Mohagher Iqbal, who led the Muslim guerrillas in years of peace talks with the government, said the violence “was an unfortunate incident that no one desired to happen…while the peace process’ dividends have started to be felt by the people.”
Iqbal called for the combatants’ “immediate disengagement to prevent the situation from escalating” and urged government and rebel cease-fire representatives to carry out an investigation to prevent a repeat of such deadly clashes.
Western governments have welcomed progress in years of peace talks between Manila and Muslim rebels that have turned major battlefields into potential growth centers in the south in recent years, in the homeland for minority Muslims who live in some of the poorest and least-developed provinces in the country.
Had the decades-old Muslim insurgency continued to flare in the southern Philippines, there were worries that large numbers of Muslim insurgents could forge an alliance with outside extremist forces and turn the south into a breeding ground for extremists.
‘Stay the course’
The Government Implementing Panel for the GPH-MILF (Government of the Philippines-MILF) Peace Accord has called for calm and sobriety following the recent armed clashes between government soldiers and fighters of a breakaway group of the MILF in Basilan.
But it also asked its counterpart from the MILF to help douse fiery commentaries on the incident.
“We ask the cooperation of our partners from the MILF to stay the course and work together with the cease-fire mechanisms and government forces to uphold the cease-fire agreement, which has been a product of arduous efforts from both parties in the interest of the welfare of our people and the preservation of the peace agreement,” said the statement from the Office of the Presidential Adviser on Peace, Reconciliation and Unity (Opapru), formerly the Office of the Presidential Adviser on the Peace Process.

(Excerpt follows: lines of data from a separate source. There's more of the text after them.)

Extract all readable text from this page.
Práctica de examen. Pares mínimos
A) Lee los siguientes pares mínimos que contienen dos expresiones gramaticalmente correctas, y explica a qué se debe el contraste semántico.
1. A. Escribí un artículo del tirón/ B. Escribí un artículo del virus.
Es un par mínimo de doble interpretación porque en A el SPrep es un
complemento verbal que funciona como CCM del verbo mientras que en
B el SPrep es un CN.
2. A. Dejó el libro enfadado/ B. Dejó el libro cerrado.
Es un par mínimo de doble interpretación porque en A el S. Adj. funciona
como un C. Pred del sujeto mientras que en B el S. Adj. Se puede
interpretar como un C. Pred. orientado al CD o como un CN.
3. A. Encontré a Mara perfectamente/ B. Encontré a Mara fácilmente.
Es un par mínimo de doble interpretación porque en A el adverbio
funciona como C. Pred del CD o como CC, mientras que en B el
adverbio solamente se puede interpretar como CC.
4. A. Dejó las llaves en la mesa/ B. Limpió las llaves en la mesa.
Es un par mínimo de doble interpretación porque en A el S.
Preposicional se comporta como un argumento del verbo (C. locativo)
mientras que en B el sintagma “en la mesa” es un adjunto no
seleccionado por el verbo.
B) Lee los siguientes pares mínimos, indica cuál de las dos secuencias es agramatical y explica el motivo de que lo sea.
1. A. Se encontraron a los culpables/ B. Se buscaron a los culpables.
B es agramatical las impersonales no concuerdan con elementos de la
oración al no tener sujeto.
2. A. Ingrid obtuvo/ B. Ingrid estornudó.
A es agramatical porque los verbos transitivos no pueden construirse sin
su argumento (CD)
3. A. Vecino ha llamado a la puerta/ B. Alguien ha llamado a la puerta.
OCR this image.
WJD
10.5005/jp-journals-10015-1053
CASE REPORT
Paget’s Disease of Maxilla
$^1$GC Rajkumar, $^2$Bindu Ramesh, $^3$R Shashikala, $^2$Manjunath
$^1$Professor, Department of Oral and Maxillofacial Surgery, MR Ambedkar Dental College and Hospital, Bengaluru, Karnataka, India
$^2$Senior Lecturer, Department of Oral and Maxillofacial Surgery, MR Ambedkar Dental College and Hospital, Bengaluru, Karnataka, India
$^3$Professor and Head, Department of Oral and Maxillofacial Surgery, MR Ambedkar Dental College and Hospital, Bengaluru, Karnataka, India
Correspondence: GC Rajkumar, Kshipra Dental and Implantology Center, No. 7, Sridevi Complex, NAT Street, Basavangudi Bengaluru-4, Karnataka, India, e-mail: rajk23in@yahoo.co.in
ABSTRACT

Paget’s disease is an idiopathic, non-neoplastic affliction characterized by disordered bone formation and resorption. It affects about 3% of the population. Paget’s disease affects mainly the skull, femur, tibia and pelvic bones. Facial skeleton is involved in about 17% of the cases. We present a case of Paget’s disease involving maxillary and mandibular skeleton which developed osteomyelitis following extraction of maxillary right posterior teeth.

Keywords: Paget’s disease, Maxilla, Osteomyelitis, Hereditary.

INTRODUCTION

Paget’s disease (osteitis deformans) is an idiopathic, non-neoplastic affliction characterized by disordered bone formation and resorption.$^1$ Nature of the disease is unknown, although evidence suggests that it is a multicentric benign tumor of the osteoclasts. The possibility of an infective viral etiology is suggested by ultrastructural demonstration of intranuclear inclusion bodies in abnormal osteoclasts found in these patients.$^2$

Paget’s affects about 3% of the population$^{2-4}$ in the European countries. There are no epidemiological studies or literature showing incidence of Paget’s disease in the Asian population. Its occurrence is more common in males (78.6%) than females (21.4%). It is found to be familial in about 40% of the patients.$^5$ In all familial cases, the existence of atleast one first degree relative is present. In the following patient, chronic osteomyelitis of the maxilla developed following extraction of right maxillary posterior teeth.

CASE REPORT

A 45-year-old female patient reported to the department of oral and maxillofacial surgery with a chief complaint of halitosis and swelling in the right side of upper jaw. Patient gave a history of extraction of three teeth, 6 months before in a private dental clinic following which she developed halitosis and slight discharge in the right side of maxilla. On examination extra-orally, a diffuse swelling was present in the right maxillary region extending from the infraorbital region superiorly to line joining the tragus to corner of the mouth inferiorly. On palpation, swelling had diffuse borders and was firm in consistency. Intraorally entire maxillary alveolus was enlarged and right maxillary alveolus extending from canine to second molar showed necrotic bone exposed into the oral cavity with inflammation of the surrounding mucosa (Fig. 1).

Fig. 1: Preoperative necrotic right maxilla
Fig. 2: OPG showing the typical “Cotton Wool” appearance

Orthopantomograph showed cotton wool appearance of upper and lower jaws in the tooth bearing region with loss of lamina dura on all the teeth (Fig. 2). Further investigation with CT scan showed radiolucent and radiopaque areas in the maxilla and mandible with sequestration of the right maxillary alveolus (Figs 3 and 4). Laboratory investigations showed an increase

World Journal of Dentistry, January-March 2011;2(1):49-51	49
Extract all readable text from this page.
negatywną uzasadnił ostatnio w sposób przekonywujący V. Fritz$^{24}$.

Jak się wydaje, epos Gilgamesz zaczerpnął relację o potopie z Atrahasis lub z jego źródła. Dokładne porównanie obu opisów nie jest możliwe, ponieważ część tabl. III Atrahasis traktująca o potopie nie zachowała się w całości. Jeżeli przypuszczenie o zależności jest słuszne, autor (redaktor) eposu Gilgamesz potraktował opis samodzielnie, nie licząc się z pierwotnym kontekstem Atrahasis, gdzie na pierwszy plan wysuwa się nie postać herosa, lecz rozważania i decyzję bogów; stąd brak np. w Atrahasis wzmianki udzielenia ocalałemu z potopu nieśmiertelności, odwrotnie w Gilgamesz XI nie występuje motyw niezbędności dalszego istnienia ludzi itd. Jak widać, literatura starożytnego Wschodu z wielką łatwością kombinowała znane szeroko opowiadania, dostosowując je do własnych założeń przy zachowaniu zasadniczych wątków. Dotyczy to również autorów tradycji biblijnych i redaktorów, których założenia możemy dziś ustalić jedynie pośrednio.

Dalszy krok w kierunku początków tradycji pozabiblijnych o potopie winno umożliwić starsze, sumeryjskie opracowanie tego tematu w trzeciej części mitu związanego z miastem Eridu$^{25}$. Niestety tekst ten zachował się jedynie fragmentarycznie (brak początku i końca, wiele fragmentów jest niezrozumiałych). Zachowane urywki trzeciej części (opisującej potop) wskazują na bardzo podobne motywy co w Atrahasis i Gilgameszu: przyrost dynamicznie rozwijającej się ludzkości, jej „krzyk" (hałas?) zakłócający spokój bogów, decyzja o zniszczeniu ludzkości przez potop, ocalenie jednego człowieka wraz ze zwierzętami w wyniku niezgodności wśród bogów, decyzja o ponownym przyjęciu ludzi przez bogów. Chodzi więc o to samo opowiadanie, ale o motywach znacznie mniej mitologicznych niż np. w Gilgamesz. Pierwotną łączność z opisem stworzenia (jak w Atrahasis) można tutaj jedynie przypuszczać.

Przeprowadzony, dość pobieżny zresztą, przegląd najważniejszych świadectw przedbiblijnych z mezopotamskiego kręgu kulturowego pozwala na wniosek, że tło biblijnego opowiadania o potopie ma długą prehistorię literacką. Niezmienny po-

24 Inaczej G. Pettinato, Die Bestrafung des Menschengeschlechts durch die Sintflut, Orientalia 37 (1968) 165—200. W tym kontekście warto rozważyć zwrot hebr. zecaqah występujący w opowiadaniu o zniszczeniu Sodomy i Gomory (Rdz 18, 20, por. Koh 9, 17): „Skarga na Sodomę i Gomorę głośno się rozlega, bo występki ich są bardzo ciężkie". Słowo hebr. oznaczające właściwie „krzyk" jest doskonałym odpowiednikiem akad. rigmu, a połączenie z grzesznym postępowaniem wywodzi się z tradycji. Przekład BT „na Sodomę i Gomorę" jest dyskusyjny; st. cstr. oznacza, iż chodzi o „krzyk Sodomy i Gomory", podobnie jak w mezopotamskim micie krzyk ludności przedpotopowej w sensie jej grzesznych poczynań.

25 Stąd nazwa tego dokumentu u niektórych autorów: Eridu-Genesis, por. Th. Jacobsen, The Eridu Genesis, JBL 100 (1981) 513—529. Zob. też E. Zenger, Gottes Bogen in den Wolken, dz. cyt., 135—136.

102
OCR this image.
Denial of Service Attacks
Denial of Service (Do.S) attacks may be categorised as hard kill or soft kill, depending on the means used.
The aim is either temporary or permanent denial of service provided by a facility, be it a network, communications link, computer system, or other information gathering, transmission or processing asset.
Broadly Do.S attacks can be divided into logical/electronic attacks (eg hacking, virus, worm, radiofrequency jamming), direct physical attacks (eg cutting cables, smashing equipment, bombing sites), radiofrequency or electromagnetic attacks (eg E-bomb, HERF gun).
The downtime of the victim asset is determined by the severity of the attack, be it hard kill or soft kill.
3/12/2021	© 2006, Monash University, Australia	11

The Opapru identified the fighting Moro unit as elements of the 114th Base Command of the Bangsamoro Islamic Armed Force, the military arm of the MILF.
It said the armed clash happened in Barangay Ulitan, Ungkaya Pukan, Basilan province on November 8. The Opapru described the incident “an unfortunate untoward encounter between GPH and MILF forces despite progress and headways gained by the GPH and MILF parties in the peace process.”
It said it has immediately called for “sobriety and prudence of stakeholders to assail misinformation circulating on said incidence.”
“The GPH and MILF cease-fire mechanisms, the Coordinating Committee on the Cessation of Hostilities [CCCH] and the Ad Hoc Joint Action Group [AHJAG] are in place and are closely coordinating to immediately de-escalate the conflict to effect the cease-fire and mitigate further exacerbation of conflict,” it added.
The Opapru said the government panel remained committed to implement the peace agreement as it asked for the support “of all parties from the government forces, Barmm [Bangsamoro Autonomous Region in Muslim Mindanao] and the Basilan local government to work together to immediately cease the armed incident and prioritize the safety of the affected communities.”
Brig. Gen. Gobway, commander of the 101st Infantry Brigade and Joint Task Force (JTF) Basilan confirmed on Wednesday the battle between Army soldiers and MILF forces in Ungkaya Pukan town in Basilan province.
Gobway said there were an estimated 100 MILF fighters involved in the battle that began at 12:25 pm on November 8. He said more MILF fighters have reinforced pushing soldiers on the defensive. He said the MILF should have refrained from sending reinforcements.